The evaluation of accuracy and precision revealed acceptable biases and CVs (within ±15%), which were slightly higher for the QC-low compared with the QC-medium and QC-high samples. (See Tables S-5–S-7.) The recovery of the affimer-based enrichment procedure was high (>90%) and precise (CVs < 10%) when considering the average of duplicate measurements as well as when based on the individual replicates. (See Table S-11.) Furthermore, the assessment of sample stability after 28 days of storage on the benchtop (room temperature) and upon 10 freeze–thaw cycles indicated that sRAGE is a rather stable biomarker based on the sites that are recognized by the affimers and the proteotypic peptide that is used for sRAGE quantification by LC–MS. (See Tables S-9 and S-10.)

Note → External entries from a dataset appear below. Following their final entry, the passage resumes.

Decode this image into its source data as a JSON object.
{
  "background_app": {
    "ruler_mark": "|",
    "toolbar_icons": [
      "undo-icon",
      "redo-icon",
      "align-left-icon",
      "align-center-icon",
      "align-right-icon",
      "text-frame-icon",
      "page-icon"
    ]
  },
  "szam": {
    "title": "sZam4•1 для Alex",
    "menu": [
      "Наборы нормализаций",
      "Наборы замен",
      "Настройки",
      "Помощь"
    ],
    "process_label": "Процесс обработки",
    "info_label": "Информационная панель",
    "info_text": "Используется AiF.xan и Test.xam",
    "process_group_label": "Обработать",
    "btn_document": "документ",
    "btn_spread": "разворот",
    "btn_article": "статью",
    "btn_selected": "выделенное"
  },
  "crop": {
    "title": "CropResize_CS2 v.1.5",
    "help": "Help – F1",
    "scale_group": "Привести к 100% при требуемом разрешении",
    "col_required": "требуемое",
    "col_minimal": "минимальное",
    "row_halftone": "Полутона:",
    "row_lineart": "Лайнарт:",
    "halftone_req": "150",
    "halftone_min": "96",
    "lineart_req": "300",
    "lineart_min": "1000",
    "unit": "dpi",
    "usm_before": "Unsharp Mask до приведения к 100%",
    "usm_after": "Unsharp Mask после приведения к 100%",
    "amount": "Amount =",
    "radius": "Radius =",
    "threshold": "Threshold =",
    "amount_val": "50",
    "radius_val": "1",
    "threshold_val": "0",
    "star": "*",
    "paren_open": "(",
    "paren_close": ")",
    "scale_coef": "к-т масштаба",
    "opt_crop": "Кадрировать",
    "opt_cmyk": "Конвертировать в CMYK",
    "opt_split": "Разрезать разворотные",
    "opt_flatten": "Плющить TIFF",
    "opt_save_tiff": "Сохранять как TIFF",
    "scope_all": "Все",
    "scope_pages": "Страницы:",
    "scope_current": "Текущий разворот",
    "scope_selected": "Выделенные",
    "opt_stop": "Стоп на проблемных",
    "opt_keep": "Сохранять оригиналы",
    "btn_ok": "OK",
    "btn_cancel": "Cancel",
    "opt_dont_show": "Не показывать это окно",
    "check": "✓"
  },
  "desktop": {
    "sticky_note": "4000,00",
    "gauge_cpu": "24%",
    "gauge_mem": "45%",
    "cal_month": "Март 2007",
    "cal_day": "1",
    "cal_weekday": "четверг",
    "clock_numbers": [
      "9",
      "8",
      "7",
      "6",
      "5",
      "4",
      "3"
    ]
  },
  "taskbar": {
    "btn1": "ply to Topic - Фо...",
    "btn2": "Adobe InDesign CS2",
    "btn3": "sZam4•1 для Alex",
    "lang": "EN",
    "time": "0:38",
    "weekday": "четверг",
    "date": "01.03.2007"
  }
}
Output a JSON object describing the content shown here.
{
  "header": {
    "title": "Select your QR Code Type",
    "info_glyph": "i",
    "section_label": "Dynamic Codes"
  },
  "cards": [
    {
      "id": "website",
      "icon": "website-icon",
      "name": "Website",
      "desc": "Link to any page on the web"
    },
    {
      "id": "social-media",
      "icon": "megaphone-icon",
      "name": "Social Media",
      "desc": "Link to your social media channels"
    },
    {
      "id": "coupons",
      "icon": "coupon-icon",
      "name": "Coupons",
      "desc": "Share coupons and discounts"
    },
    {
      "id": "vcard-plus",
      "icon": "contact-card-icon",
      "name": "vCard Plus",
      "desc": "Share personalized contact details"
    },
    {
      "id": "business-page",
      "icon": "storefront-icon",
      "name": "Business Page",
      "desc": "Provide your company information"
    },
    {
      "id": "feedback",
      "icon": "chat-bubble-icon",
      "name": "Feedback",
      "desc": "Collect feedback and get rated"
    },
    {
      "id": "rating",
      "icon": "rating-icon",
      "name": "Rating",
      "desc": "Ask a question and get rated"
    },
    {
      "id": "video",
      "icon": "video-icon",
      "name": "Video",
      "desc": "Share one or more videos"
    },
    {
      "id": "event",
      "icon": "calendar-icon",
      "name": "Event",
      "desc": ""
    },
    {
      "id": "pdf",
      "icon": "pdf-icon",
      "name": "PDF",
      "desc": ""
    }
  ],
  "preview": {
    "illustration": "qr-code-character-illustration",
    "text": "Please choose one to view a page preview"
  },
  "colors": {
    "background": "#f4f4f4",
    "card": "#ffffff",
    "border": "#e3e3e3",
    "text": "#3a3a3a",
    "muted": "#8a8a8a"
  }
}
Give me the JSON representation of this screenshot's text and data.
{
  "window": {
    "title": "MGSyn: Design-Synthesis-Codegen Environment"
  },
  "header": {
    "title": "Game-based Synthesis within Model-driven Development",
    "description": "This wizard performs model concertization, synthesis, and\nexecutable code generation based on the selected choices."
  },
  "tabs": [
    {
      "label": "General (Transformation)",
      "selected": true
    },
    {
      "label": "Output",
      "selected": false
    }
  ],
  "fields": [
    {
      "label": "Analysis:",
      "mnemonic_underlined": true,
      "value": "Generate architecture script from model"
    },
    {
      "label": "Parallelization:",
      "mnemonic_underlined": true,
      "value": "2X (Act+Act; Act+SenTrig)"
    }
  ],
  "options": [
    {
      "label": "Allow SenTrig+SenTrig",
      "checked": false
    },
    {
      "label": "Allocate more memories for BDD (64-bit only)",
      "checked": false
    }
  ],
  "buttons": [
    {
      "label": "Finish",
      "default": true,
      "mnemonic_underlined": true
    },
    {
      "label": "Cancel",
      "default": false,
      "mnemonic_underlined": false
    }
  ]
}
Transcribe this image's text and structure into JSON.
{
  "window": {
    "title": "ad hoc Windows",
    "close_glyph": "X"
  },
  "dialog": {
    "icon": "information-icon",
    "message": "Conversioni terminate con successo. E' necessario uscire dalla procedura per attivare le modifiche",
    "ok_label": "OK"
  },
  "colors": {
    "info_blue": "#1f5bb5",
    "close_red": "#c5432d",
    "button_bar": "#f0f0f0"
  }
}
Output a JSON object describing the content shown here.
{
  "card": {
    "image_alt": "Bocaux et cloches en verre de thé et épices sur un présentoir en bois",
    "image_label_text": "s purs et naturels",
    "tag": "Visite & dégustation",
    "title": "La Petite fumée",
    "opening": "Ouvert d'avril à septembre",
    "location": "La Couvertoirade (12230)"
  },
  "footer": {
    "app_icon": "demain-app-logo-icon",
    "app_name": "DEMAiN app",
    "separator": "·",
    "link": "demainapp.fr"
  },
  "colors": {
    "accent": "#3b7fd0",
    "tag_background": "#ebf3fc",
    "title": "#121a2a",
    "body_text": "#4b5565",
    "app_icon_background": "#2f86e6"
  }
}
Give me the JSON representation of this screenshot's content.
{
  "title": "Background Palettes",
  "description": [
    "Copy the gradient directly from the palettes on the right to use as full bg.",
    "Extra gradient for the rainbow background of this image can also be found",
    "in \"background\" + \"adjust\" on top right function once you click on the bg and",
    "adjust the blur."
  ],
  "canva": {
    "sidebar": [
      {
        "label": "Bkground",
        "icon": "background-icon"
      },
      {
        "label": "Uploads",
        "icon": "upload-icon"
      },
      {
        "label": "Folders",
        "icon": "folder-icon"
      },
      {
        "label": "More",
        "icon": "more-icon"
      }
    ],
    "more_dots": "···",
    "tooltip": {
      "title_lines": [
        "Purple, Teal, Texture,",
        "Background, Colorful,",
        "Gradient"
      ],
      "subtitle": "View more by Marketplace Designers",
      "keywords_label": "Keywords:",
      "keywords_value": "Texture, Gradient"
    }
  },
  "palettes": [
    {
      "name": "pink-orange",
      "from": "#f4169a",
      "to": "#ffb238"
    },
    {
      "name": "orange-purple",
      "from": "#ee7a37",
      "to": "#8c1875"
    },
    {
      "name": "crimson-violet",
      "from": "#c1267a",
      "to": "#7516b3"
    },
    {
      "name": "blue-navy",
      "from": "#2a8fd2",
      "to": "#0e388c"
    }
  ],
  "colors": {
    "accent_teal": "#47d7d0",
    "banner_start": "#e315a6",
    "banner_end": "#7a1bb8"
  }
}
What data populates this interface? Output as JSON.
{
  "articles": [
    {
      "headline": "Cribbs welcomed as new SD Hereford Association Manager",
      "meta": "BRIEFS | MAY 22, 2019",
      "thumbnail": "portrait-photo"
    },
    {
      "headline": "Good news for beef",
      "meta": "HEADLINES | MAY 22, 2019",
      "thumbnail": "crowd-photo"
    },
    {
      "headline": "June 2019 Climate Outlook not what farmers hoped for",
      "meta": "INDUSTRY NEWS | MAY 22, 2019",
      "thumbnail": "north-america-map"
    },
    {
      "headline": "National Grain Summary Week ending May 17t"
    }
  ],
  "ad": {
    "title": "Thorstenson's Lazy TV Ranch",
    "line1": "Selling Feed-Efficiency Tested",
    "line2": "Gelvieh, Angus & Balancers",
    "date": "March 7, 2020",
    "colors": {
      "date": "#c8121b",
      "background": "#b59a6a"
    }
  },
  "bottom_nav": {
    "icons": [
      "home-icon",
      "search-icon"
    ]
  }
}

To assess the selectivity of the sRAGE method, spike-recovery and ligand challenge testing experiments were carried out. The spike-recovery experiments that included six different sources of serum, a lipemic sample, and a hemolytic sample, revealed acceptable biases within ±15%. (See Tables S-12 and S-14.) Ligand challenge testing was performed by fortifying 0.2 ng/mL calibrants with >10 000-times molar excesses of high mobility group box 1 protein (HMGB1), which is the most studied and characterized RAGE ligand,[31,32] S100 calcium-binding protein A12 (S100A12), and serum amyloid A1 (SAA1) as examples of damage-associated molecular pattern (DAMP) proteins known to bind RAGE[33,34] or Nε-(carboxymethyl)lysine-modified bovine serum albumin (CML-BSA), which we included as a surrogate for advanced glycation end-product-modified proteins.[18] Ultimately, none of the tested ligands affected the measured sRAGE levels. (See Table S-15.)

Method Comparison

The agreement between the affimer-based LC–MS sRAGE assay and the previously developed antibody-based LC–MS sRAGE assay[16] was assessed on the basis of 40 clinical samples using linear regression and Bland–Altman plots. (See Figure .) The comparison between both methods revealed good correlation (R2 = 0.88) but also showed that ∼25% lower sRAGE levels were reported by the affimer-based assay. Given that the same sRAGE stock was used for the preparation of the calibrants for both methods, the observed difference likely represents a biology-based bias rather than a calibration-related artifact. Whereas the reason for this slight bias remains unclear at present, it is conceivable that the different affinity ligands enrich a different subset of sRAGE proteoforms or that sRAGE molecules bound to specific sRAGE ligands are enriched with different efficiencies by the two methods. Thereby, these data emphasize the need to differentiate between sRAGE proteoforms and to study the “sRAGE ligandome” to gain a better insight into the biological role and clinical biomarker potential of this protein.

Figure 4

Comparison between the affimer-based sRAGE LC–MS assay and a previously developed antibody-based LC–MS method for sRAGE quantification[16] using (A) linear regression and (B) the Bland–Altman plot.

Conclusions

Affimers are attractive alternatives to antibodies for binding target proteins with high affinity and specificity. Their exceptional thermal and chemical stability and the fact that affimers can be produced easily in bacterial cultures (E. coli) in a reproducible and scalable manner are clear advantages toward their use as reagents in clinical and bioanalytical assays. In our study we showed the application of affimers in an LC–MS-based method for the quantification of the low-abundant biomarker sRAGE in human serum. The novel method was validated according to EMA and FDA guidelines and enabled the quantification of serum sRAGE at clinically relevant levels between 0.2 and 10 ng/mL. Moreover, the method showed good correlation with a previously developed, fully validated, antibody-based LC–MS method for serum sRAGE quantification, although 25% lower sRAGE levels were reported by the affimer-based method. In conclusion, affimers are small and versatile affinity ligands with significant potential for biomedical applications as alternatives to antibodies.